Dini Soruları Cevaplandırma Komisyonunca hazırlanan "Kadınların Başı Açık Namaz
Kılmaları" konusundaki rapor görüşüldü. Yapılan müzakereler sonunda:
Son zamanlarda, başın abdest organlarından olduğu, bu organların ise
örtülmesinin farz olmadığı ileri sürülerek, kadınların baş açık olarak namaz
kılabilecekleri iddia edilmektedir.
Namazda örtülmesi gereken yerler dinî kaynaklarda setr-i avret başlığı altında
incelenmiştir. Setr-i avret, namazın şartlarından biri olup, namazda avret
yerlerinin örtülmesi anlamına gelmektedir. Avret kavramı ise, bir zaruret
bulunmaksızın insan vücudunda açılması helal olmayan, namazda ve namaz dışında
örtülmesi farz ve başkalarınca bakılması haram olan yerleri ifade etmektedir.
Avret mahallinin kapsamı, erkeğe ve kadına göre farklılık arz eder. Erkeğin
avret yeri, Hanefî, Malikî, Şafiî ve Hanbelîlerin oluşturduğu cumhuru fukahaya
göre göbekle diz kapağı arasıdır. Hanefîler diz kapağını da avret mahalline
dahil etmişlerdir. Hz.

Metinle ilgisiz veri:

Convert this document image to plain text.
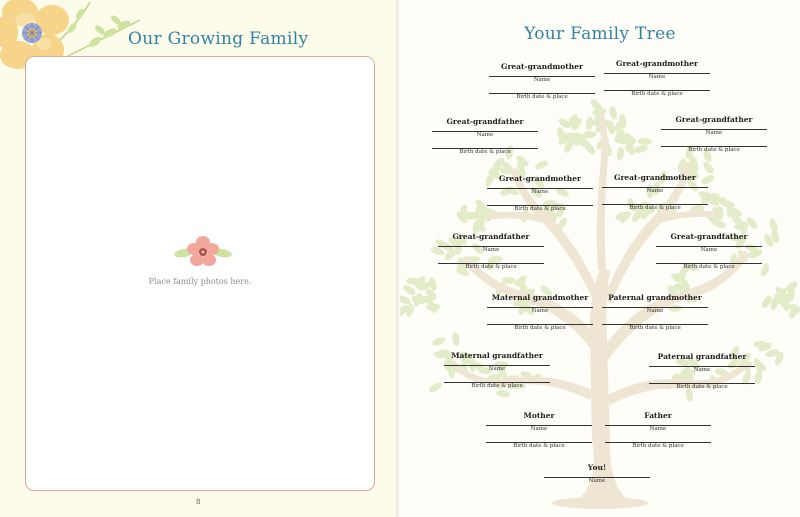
Our Growing Family
Place family photos here.
8
Your Family Tree
Great-grandmother
Name
Birth date & place
Great-grandmother
Name
Birth date & place
Great-grandfather
Name
Birth date & place
Great-grandfather
Name
Birth date & place
Great-grandmother
Name
Birth date & place
Great-grandmother
Name
Birth date & place
Great-grandfather
Name
Birth date & place
Great-grandfather
Name
Birth date & place
Maternal grandmother
Name
Birth date & place
Paternal grandmother
Name
Birth date & place
Maternal grandfather
Name
Birth date & place
Paternal grandfather
Name
Birth date & place
Mother
Name
Birth date & place
Father
Name
Birth date & place
You!
Name
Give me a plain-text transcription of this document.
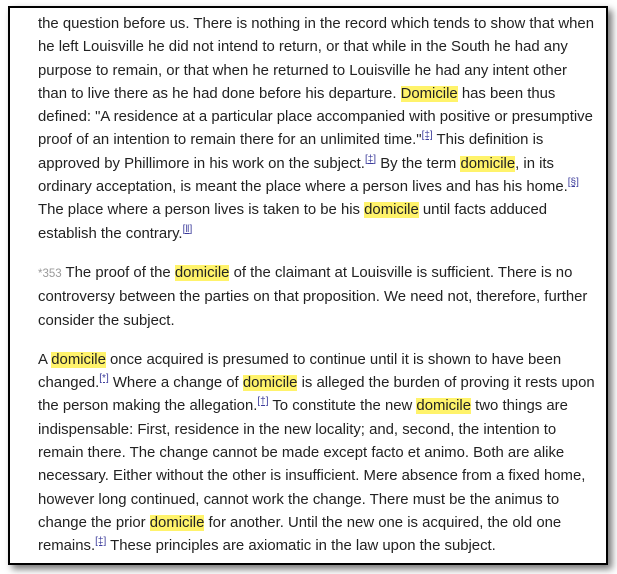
the question before us. There is nothing in the record which tends to show that when he left Louisville he did not intend to return, or that while in the South he had any purpose to remain, or that when he returned to Louisville he had any intent other than to live there as he had done before his departure. Domicile has been thus defined: "A residence at a particular place accompanied with positive or presumptive proof of an intention to remain there for an unlimited time."[‡] This definition is approved by Phillimore in his work on the subject.[‡] By the term domicile, in its ordinary acceptation, is meant the place where a person lives and has his home.[§] The place where a person lives is taken to be his domicile until facts adduced establish the contrary.[‖]

*353 The proof of the domicile of the claimant at Louisville is sufficient. There is no controversy between the parties on that proposition. We need not, therefore, further consider the subject.

A domicile once acquired is presumed to continue until it is shown to have been changed.[*] Where a change of domicile is alleged the burden of proving it rests upon the person making the allegation.[†] To constitute the new domicile two things are indispensable: First, residence in the new locality; and, second, the intention to remain there. The change cannot be made except facto et animo. Both are alike necessary. Either without the other is insufficient. Mere absence from a fixed home, however long continued, cannot work the change. There must be the animus to change the prior domicile for another. Until the new one is acquired, the old one remains.[‡] These principles are axiomatic in the law upon the subject.
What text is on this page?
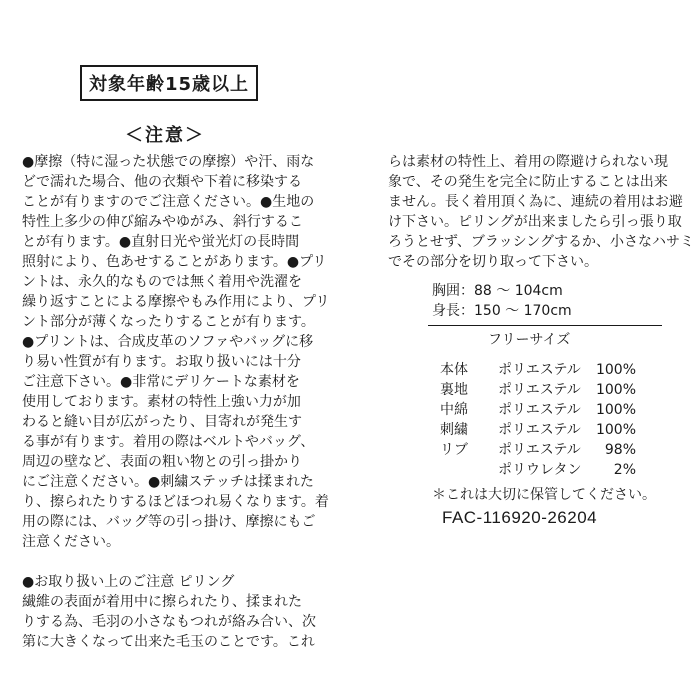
対象年齢15歳以上
＜注意＞

●摩擦（特に湿った状態での摩擦）や汗、雨な

どで濡れた場合、他の衣類や下着に移染する

ことが有りますのでご注意ください。●生地の

特性上多少の伸び縮みやゆがみ、斜行するこ

とが有ります。●直射日光や蛍光灯の長時間

照射により、色あせすることがあります。●プリ

ントは、永久的なものでは無く着用や洗濯を

繰り返すことによる摩擦やもみ作用により、プリ

ント部分が薄くなったりすることが有ります。

●プリントは、合成皮革のソファやバッグに移

り易い性質が有ります。お取り扱いには十分

ご注意下さい。●非常にデリケートな素材を

使用しております。素材の特性上強い力が加

わると縫い目が広がったり、目寄れが発生す

る事が有ります。着用の際はベルトやバッグ、

周辺の壁など、表面の粗い物との引っ掛かり

にご注意ください。●刺繍ステッチは揉まれた

り、擦られたりするほどほつれ易くなります。着

用の際には、バッグ等の引っ掛け、摩擦にもご

注意ください。

●お取り扱い上のご注意 ピリング

繊維の表面が着用中に擦られたり、揉まれた

りする為、毛羽の小さなもつれが絡み合い、次

第に大きくなって出来た毛玉のことです。これ

らは素材の特性上、着用の際避けられない現

象で、その発生を完全に防止することは出来

ません。長く着用頂く為に、連続の着用はお避

け下さい。ピリングが出来ましたら引っ張り取

ろうとせず、ブラッシングするか、小さなハサミ

でその部分を切り取って下さい。

胸囲：88 ～ 104cm
身長：150 ～ 170cm
フリーサイズ
本体 ポリエステル 100%
裏地 ポリエステル 100%
中綿 ポリエステル 100%
刺繍 ポリエステル 100%
リブ ポリエステル 98%
ポリウレタン 2%
＊これは大切に保管してください。
FAC-116920-26204
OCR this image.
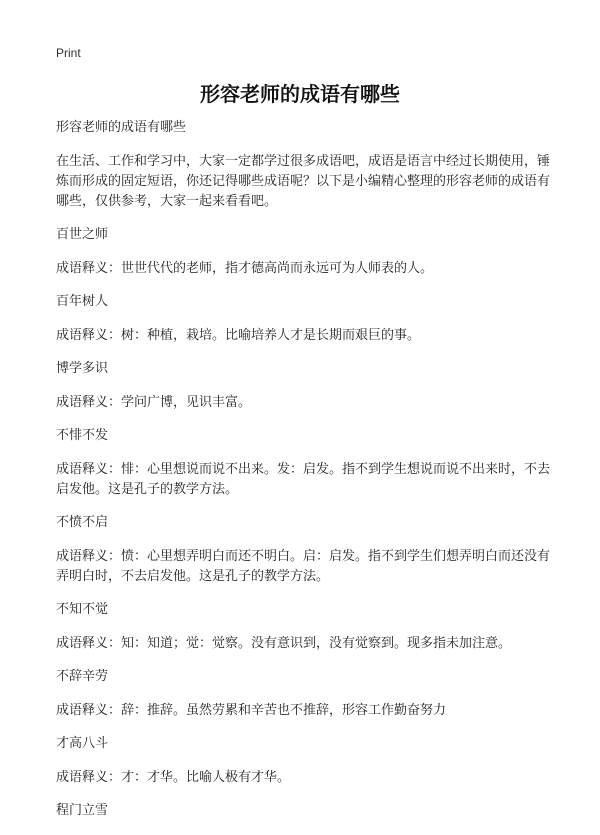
Print
形容老师的成语有哪些

形容老师的成语有哪些

在生活、工作和学习中，大家一定都学过很多成语吧，成语是语言中经过长期使用，锤炼而形成的固定短语，你还记得哪些成语呢？以下是小编精心整理的形容老师的成语有哪些，仅供参考，大家一起来看看吧。

百世之师

成语释义：世世代代的老师，指才德高尚而永远可为人师表的人。

百年树人

成语释义：树：种植，栽培。比喻培养人才是长期而艰巨的事。

博学多识

成语释义：学问广博，见识丰富。

不悱不发

成语释义：悱：心里想说而说不出来。发：启发。指不到学生想说而说不出来时，不去启发他。这是孔子的教学方法。

不愤不启

成语释义：愤：心里想弄明白而还不明白。启：启发。指不到学生们想弄明白而还没有弄明白时，不去启发他。这是孔子的教学方法。

不知不觉

成语释义：知：知道；觉：觉察。没有意识到，没有觉察到。现多指未加注意。

不辞辛劳

成语释义：辞：推辞。虽然劳累和辛苦也不推辞，形容工作勤奋努力

才高八斗

成语释义：才：才华。比喻人极有才华。

程门立雪
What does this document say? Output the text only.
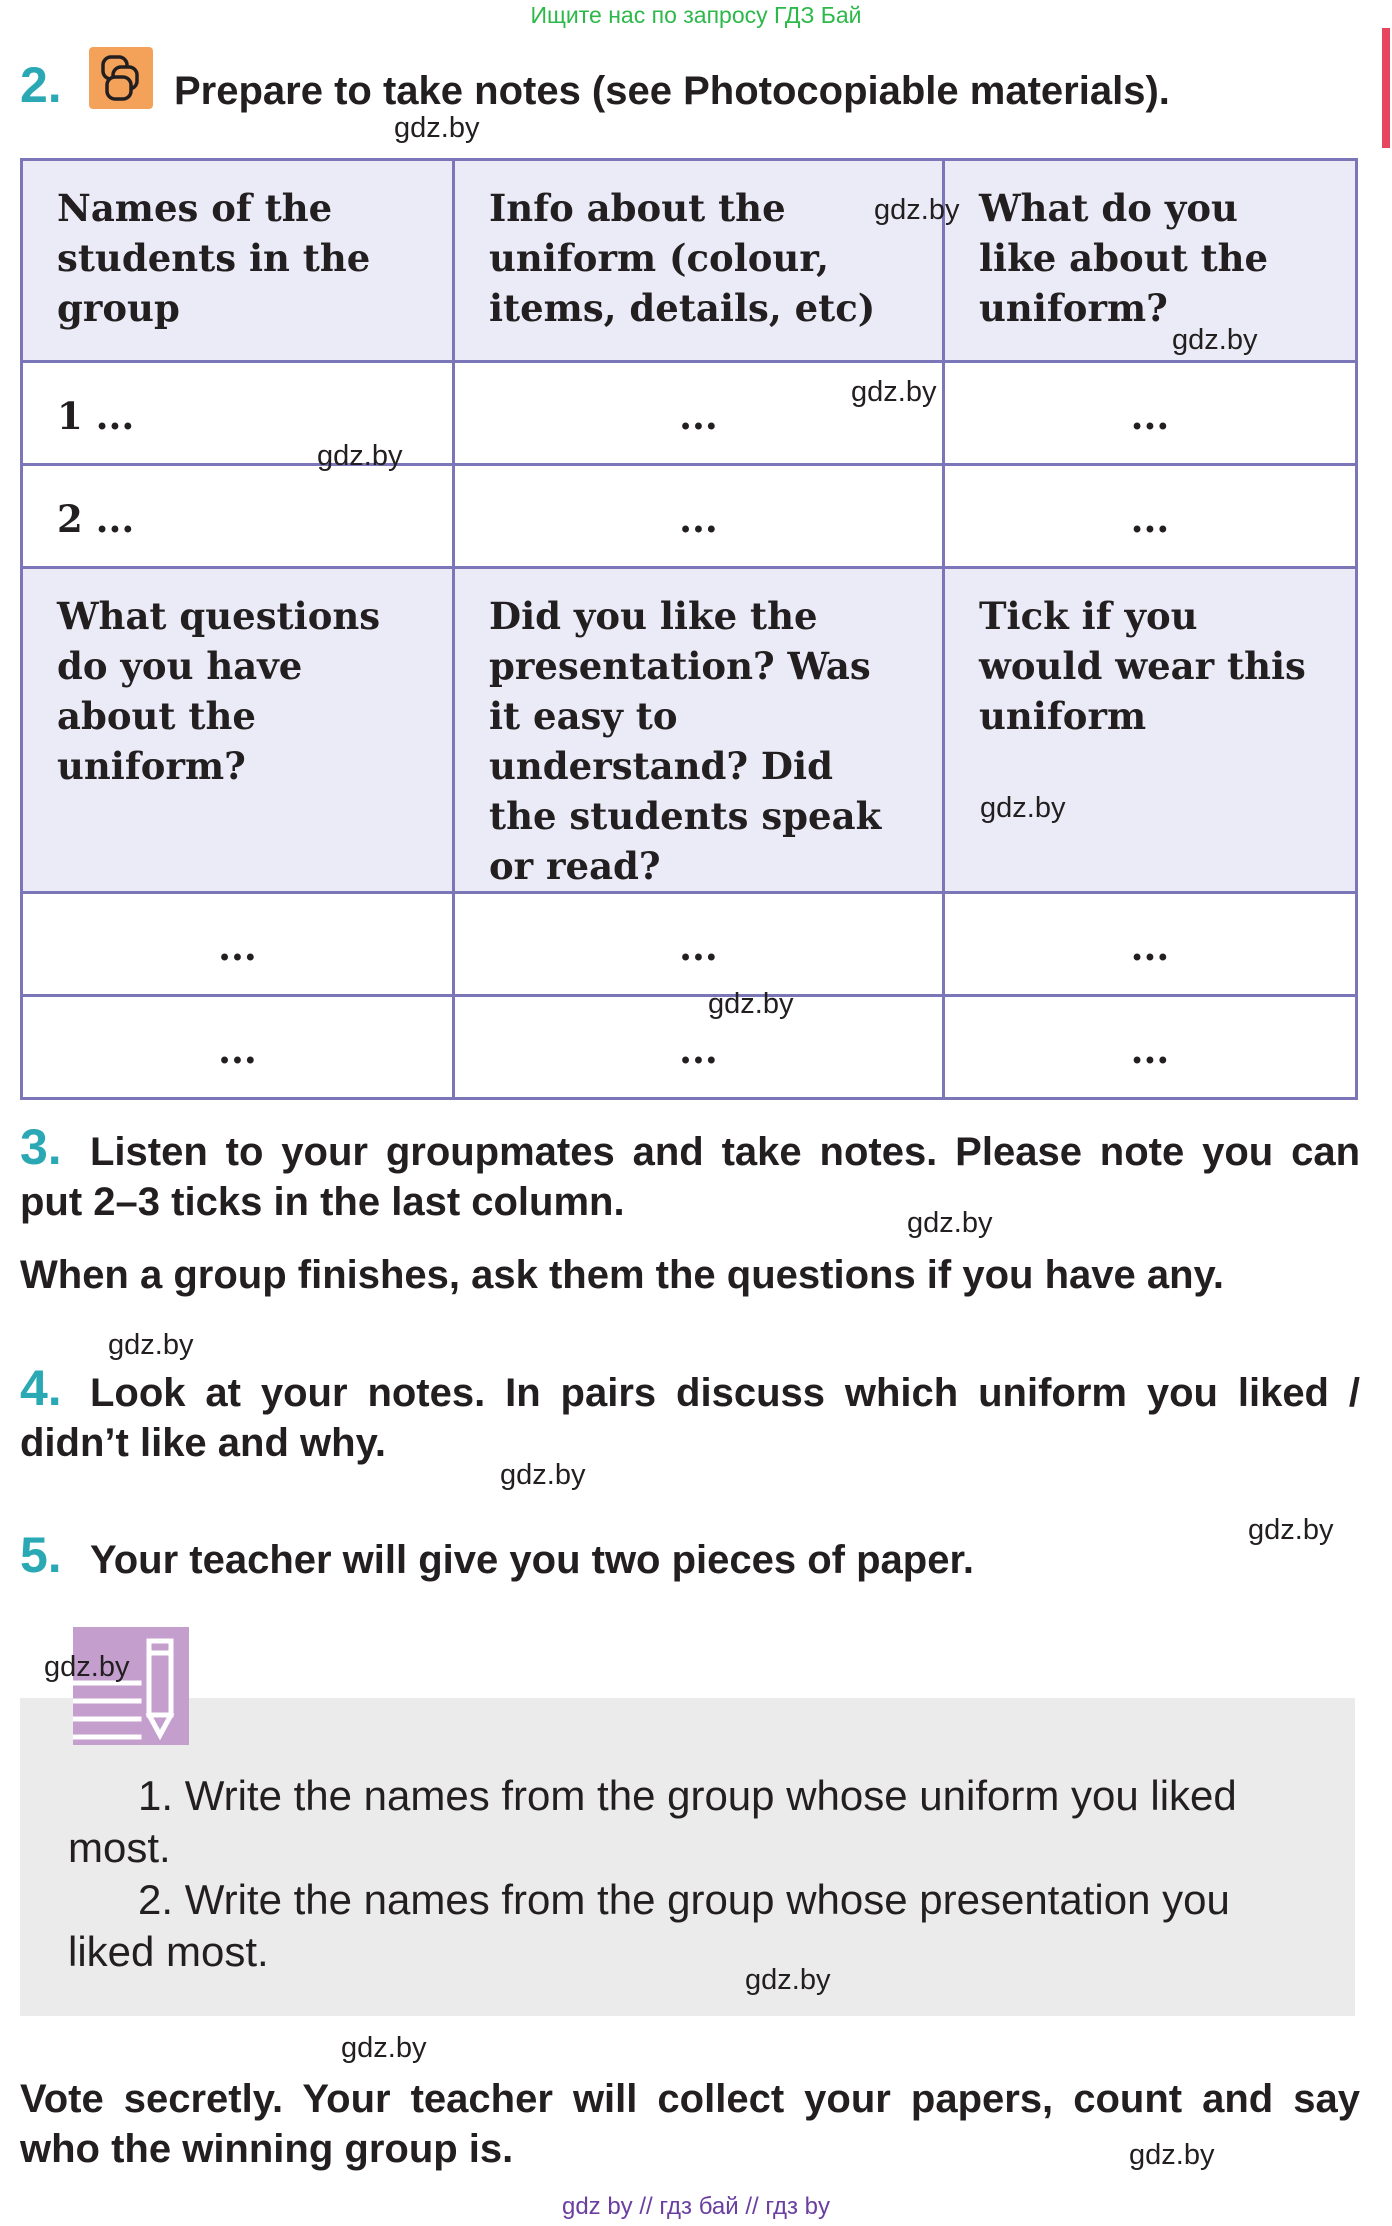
Ищите нас по запросу ГДЗ Бай
2.	Prepare to take notes (see Photocopiable materials).
Names of the students in the group	Info about the uniform (colour, items, details, etc)	What do you like about the uniform?
1 ...	...	...
2 ...	...	...
What questions do you have about the uniform?	Did you like the presentation? Was it easy to understand? Did the students speak or read?	Tick if you would wear this uniform
...	...	...
...	...	...
3. Listen to your groupmates and take notes. Please note you can
put 2–3 ticks in the last column.
When a group finishes, ask them the questions if you have any.
4. Look at your notes. In pairs discuss which uniform you liked /
didn’t like and why.
5. Your teacher will give you two pieces of paper.
1. Write the names from the group whose uniform you liked most.
2. Write the names from the group whose presentation you liked most.
Vote secretly. Your teacher will collect your papers, count and say who the winning group is.
gdz.by
gdz.by
gdz.by
gdz.by
gdz.by
gdz.by
gdz.by
gdz.by
gdz.by
gdz.by
gdz.by
gdz.by
gdz.by
gdz.by
gdz.by
gdz by // гдз бай // гдз by
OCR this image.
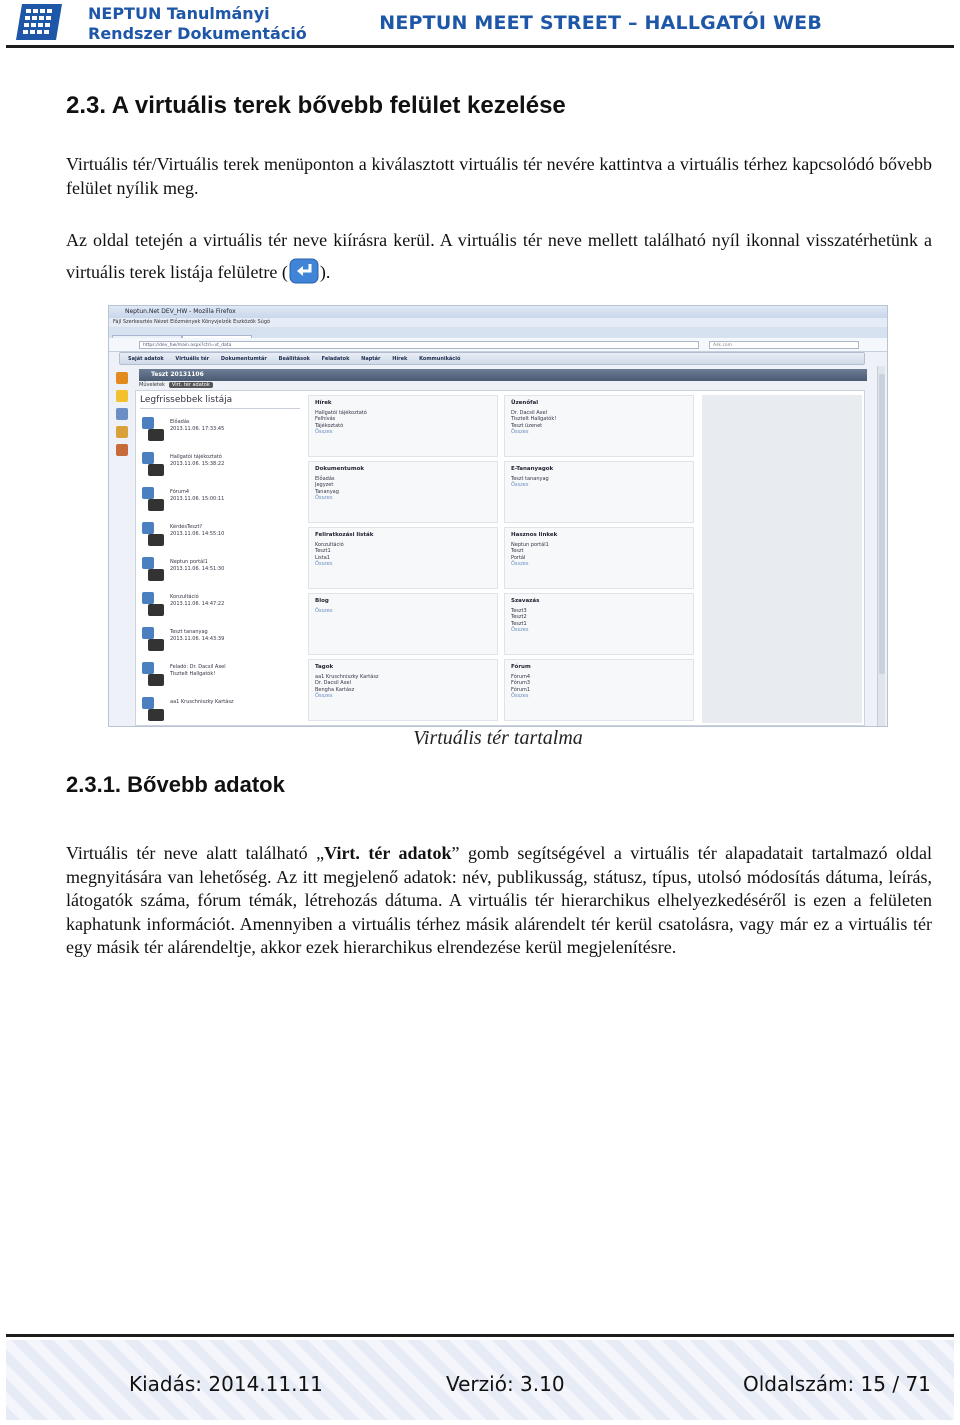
NEPTUN Tanulmányi
Rendszer Dokumentáció	NEPTUN MEET STREET – HALLGATÓI WEB
2.3. A virtuális terek bővebb felület kezelése

Virtuális tér/Virtuális terek menüponton a kiválasztott virtuális tér nevére kattintva a virtuális térhez kapcsolódó bővebb felület nyílik meg.

Az oldal tetején a virtuális tér neve kiírásra kerül. A virtuális tér neve mellett található nyíl ikonnal visszatérhetünk a virtuális terek listája felületre ( ).

Neptun.Net DEV_HW - Mozilla Firefox
Fájl Szerkesztés Nézet Előzmények Könyvjelzők Eszközök Súgó
https://dev_hw/main.aspx?ctrl=vt_data	Ask.com
Saját adatok Virtuális tér Dokumentumtár Beállítások Feladatok Naptár Hírek Kommunikáció
Teszt 20131106
Műveletek Virt. tér adatok
Legfrissebbek listája
Előadás
2013.11.06. 17:33:45
Hallgatói tájékoztató
2013.11.06. 15:38:22
Fórum4
2013.11.06. 15:00:11
KérdésTeszt?
2013.11.06. 14:55:10
Neptun portál1
2013.11.06. 14:51:30
Konzultáció
2013.11.06. 14:47:22
Teszt tananyag
2013.11.06. 14:43:39
Feladó: Dr. Dacsil Axel
Tisztelt Hallgatók!
aa1 Kruschniszky Kartász
Hírek
Hallgatói tájékoztató
Felhívás
Tájékoztató
Összes
Üzenőfal
Dr. Dacsil Axel
Tisztelt Hallgatók!
Teszt üzenet
Összes
Dokumentumok
Előadás
Jegyzet
Tananyag
Összes
E-Tananyagok
Teszt tananyag
Összes
Feliratkozási listák
Konzultáció
Teszt1
Lista1
Összes
Hasznos linkek
Neptun portál1
Teszt
Portál
Összes
Blog
Összes
Szavazás
Teszt3
Teszt2
Teszt1
Összes
Tagok
aa1 Kruschniszky Kartász
Dr. Dacsil Axel
Bengha Kartász
Összes
Fórum
Fórum4
Fórum3
Fórum1
Összes
Virtuális tér tartalma
2.3.1. Bővebb adatok

Virtuális tér neve alatt található „Virt. tér adatok” gomb segítségével a virtuális tér alapadatait tartalmazó oldal megnyitására van lehetőség. Az itt megjelenő adatok: név, publikusság, státusz, típus, utolsó módosítás dátuma, leírás, látogatók száma, fórum témák, létrehozás dátuma. A virtuális tér hierarchikus elhelyezkedéséről is ezen a felületen kaphatunk információt. Amennyiben a virtuális térhez másik alárendelt tér kerül csatolásra, vagy már ez a virtuális tér egy másik tér alárendeltje, akkor ezek hierarchikus elrendezése kerül megjelenítésre.

Kiadás: 2014.11.11	Verzió: 3.10	Oldalszám: 15 / 71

Peygamber bir hadisinde, "Müslüman erkeğin uyluğu
avrettir." buyurmuştur (Ahmed, III/478). Diğer bir hadiste de, erkeğin örtülmesi
farz, bakılması haram olan yerlerinin "göbeği ile diz kapağı arası" olduğu
belirtilmiştir (Ebû Davûd, "Libas", 37; Dârekutni, I, 230,231).
Hanefî, Malikî ve Şafiîlerle, Hanbelîlerdeki hakim görüşe göre, kadının el ve
yüz dışında kalan bütün bedeni örtmesi gerekir. Hanefî mezhebindeki bir görüşe
göre ayaklar da avret kapsamı dışında tutulmuştur. Şafiî ve Hanbelî
mezheplerinde kadının namazda örtmesi gereken yerlere ayak da dahil edilirken
Hanefî mezhebinde kadının çıplak ayaklı olarak namaz kılması caiz görülmüştür.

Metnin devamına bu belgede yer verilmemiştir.